Chiariamo subito: la voce di Whitney non è più la stessa! Lo hanno detto tutti, ricordando come la droga, i problemi, la dissoluzione abbiano causato la rovina dell'impeccabile strumento, eppur tutti dimenticano che Whitney non è più una ragazzina ed anche questo conta.

Nonostante questo particolare che non appare certo cosa da niente, essendo Whitney una cantante prevalentemente di voce, va detto che in questo "I look to you" la sigonra canta ancora...eccome canta!
Non ci sono i picchi ultrasonanti o modulazioni giocate ad una quota dove altre non arrivavano nemmeno armate di trampoli; La Houston rimedia però con grande attenzione, partendo alla conquista di note più brune, quasi mai esplorate prima, riuscendo in interpretazioni più calde, corpose, e soprattutto non cedendo alle lusinghe dei campionatori, delle guide vocali, mentendo a se stessa ( come tante fanno ) e al pubblico che tanto l'ha attesa, regalandogli qualcosa che poi non avrebbe potuto eseguire su di un palco in live session.

"I look to you" è perciò un disco onesto, che si muove a metà tra un r'n'b raffinato e perfortuna poco plasticoso, ed un soul attuale ed elegante adatto alle interpretazioni in lussuosi abiti da regina della musica quale Whitney è, composti da producers e songwriters di grido. Alicia Keys, ad esempio, ha voluto esser fortemente presente nell'album del ritorno di una delle sue muse ispiratrici, ed ha composto per lei "Million dollar bill", brano dance da mestierante che tuttavia ascolto dopo ascolto prende quota, grazie ad un arrangiamento vintage che fa molto disco 70, col basso in prima linea.
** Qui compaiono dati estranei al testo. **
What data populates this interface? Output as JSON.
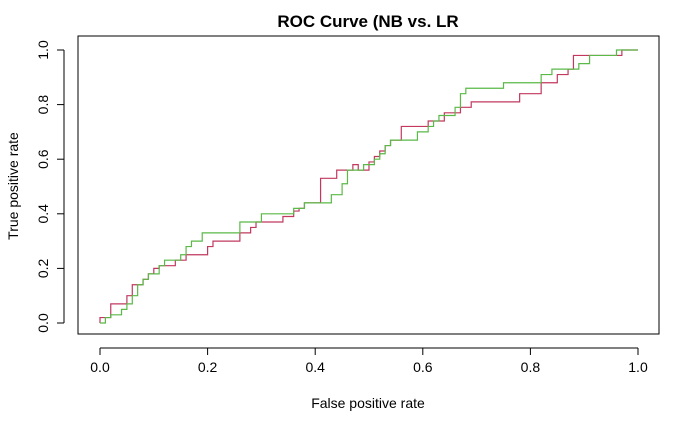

Se ne sono accorti anche i più reticenti direttori artistici delle radio, tanto che il brano sta scalando senza difficoltà le classifiche airplay. Molto bella "I got you" brano fortemente black che porta la fima di Akon, che duetta con lei anche in "Like a never felt" e dove Whitney si lascia andare ad un'interpretazione molto dolce con finale in crescendo. Tornano al lavoro con lei anche due vecchie conoscenze come R.Kelly che regala alla vecchia amica la title track più la splendida chiosa finale "Salute", e Dianne Warren, una delle più talentuose autrici di ballads americane che ha composto per l'occasione ""I didn't know my own streghth" a cui sembrava inizialmente spettare anche il peso del lancio del disco, poi ripiegato forse giustamente su un pezzo più radiofonico. Un punto in più al disco lo regala poi "Call you tonight" brano composto tra gli altri da Johntà Austin, giovanissimo autore a cui già tante dive devono molto ( sua ad esempio "We belong together" di Mariah Carey) e con la supervisione di Ne-yo che conferisce al brano la leggerezza di un arrangiamento in linea con le sue produzioni e pertanto sufficientemente originale.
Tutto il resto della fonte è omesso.